So the text is the following:
1a fost odata
2un balaur
care fura
mere de aur
and after using this command:
sed 's/\([a-z]*\)\(.*\)\( [a-z]*\)/\1 ... \2/' filename
the result is this:
... 1a fost
... 2un balaur
care ...
mere ... de
I know that \1
is for the first [a-z]*
subexpression and so on, but I just can't figure this out.. also, what's the difference between the first subexpression and the last one? why is there a space before [a-z]
?
CodePudding user response:
The first [a-z]*
matches the first sequence of letters on the line. The *
quantifier matches 0 or more repetitions, so this can also match an empty string.

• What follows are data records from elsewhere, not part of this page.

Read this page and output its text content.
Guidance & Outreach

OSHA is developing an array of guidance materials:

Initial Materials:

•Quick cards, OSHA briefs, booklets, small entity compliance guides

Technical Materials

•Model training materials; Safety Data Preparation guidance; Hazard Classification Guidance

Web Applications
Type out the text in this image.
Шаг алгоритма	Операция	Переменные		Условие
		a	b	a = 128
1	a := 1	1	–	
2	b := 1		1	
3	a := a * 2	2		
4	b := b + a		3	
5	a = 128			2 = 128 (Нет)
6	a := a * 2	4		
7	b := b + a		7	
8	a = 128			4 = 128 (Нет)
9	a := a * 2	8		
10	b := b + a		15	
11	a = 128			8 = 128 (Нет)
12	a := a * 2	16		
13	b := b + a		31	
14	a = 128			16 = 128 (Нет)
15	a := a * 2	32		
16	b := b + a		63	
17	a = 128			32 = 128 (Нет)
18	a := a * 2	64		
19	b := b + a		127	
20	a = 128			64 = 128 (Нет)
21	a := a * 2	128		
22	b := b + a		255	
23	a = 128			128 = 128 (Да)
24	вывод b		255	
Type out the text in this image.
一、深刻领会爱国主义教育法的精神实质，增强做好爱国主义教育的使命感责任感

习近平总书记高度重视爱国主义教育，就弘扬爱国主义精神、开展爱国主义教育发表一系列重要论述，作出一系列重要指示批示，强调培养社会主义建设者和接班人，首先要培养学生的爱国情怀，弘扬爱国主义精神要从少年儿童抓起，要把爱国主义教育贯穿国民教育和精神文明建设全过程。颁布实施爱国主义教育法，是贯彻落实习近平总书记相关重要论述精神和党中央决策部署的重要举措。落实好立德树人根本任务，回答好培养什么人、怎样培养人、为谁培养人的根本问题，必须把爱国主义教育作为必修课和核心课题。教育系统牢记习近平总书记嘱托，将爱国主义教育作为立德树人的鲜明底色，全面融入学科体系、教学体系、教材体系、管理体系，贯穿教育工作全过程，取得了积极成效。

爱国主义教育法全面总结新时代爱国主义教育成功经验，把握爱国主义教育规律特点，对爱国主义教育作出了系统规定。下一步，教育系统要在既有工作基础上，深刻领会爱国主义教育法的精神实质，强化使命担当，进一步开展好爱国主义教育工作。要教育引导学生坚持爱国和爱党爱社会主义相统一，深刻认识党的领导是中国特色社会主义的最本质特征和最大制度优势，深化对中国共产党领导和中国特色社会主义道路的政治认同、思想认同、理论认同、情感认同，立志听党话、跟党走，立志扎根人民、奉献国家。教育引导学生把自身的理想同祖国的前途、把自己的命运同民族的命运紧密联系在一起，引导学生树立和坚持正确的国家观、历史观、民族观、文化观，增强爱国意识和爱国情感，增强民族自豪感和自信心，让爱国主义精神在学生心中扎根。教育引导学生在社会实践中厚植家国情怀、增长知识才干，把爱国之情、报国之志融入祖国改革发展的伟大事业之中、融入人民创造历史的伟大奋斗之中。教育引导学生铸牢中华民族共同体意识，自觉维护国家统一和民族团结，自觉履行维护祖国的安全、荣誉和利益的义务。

On the first line it matches the empty string before 1a
. On the second line it matches the empty string before 2un
. On the third line it matches care
, and on the fourth line it matches mere
. These matches will go into capture group 1.
.*
matches zero or more of any characters, so this will skip over everything in the middle of the line. These matches go into capture group 2.
[a-z]*
matches a space followed by zero or more letters. The space is needed to make .*
stop matching when it gets to the last space on the line. These matches go into capture group 3.
The replacement is capture groups 1 and 2 with ...
between them. This is the letters at the beginning of the line, ...
, then everything after that except the last word.